From 19e52ce68eccd7842542be2de06aa3c4d9c29c96 Mon Sep 17 00:00:00 2001
From: Nadav Har'El <nyh@cloudius-systems.com>
Date: Sun, 26 May 2013 23:14:22 +0300
Subject: [PATCH] Fix two bugs in yield()

yield() had two bugs - thanks to Avi for pinpointing them:

1. It used runqueue.push_back() to put the thread on the run queue, but
   push_back() is a low-level function which can only be used if we're
   sure that the item we're pushing has the vruntime suitable for being
   *last* on the queue - and in the code we did nothing to ensure this
   is the case (we should...). So use insert_equal(), not push_back().
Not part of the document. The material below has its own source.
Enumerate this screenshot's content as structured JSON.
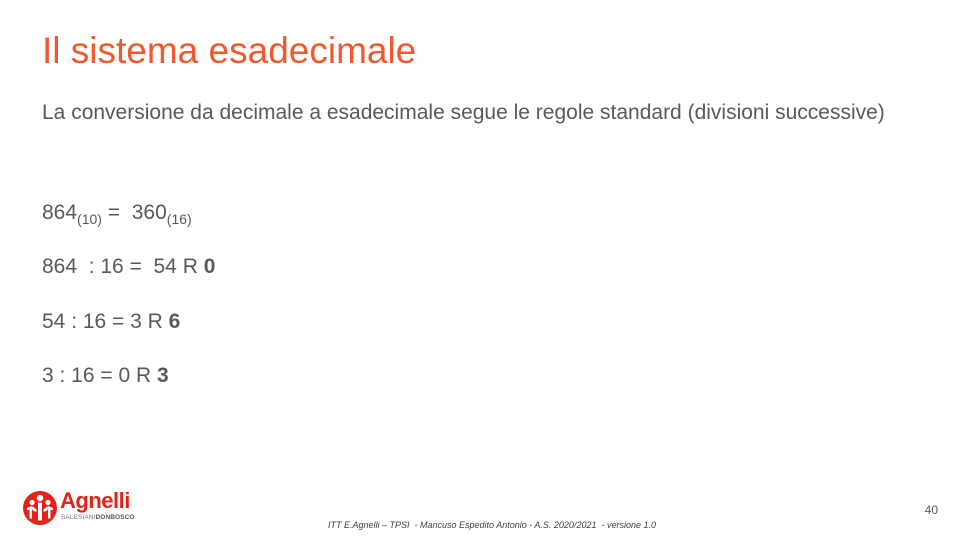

2. It was wrongly divided into two separate sections with interrupts
   disabled. The scheduler code is run both at interrupt time (e.g.,
   preempt()) and at thread time (e.g., wait(), yield(), etc.) so to
   guarantee it does not get called in the middle of itself, it needs
   to disable interrupts while working on the (per-cpu) runqueue.
   In the broken yield() code, we disabled interupts while adding the
   current thread to the run queue, and then again to reschedule.
   Between those two critical sections, an interrupt could arrive and
   do something with this thread (e.g., migrate it to another CPU, or
   preempt it), yet when the interrupt returns yield continues to run
   reschedule_from_interrupt which assumes that this thread is still
   running, and definitely not on the run queue.

Bug 2 is what caused the crashes in the tst-yield.so test. The fix is
to hold the interrupts disabled throughout the entire yield().
This is easiest done with with lock_guard, which simplifies the flow
of this function.
---
 core/sched.cc | 24 +++++++++++-------------
 1 file changed, 11 insertions(+), 13 deletions(-)

diff --git a/core/sched.cc b/core/sched.cc
index 103a25a0e..cf9b73d08 100644
--- a/core/sched.cc
+++ b/core/sched.cc
@@ -227,21 +227,19 @@ void schedule(bool yield)
 void thread::yield()
 {
     auto t = current();
+    std::lock_guard<irq_lock_type> guard(irq_lock);
     // FIXME: drive by IPI
-    bool resched = with_lock(irq_lock, [t] {
-        t->_cpu->handle_incoming_wakeups();
-        // FIXME: what about other cpus?
-        if (t->_cpu->runqueue.empty()) {
-            return false;
-        }
-        t->_cpu->runqueue.push_back(*t);
-        assert(t->_status.load() == status::running);
-        t->_status.store(status::queued);
-        return true;
-    });
-    if (resched) {
-        t->_cpu->schedule(true);
+    t->_cpu->handle_incoming_wakeups();
+    // FIXME: what about other cpus?
+    if (t->_cpu->runqueue.empty()) {
+        return;
     }
+    // TODO: need to give up some vruntime (move to borrow) so we're last
+    // on the queue, and then we can use push_back()
+    t->_cpu->runqueue.insert_equal(*t);
+    assert(t->_status.load() == status::running);
+    t->_status.store(status::queued);
+    t->_cpu->reschedule_from_interrupt(false);
 }
 
 thread::stack_info::stack_info()
-- 
GitLab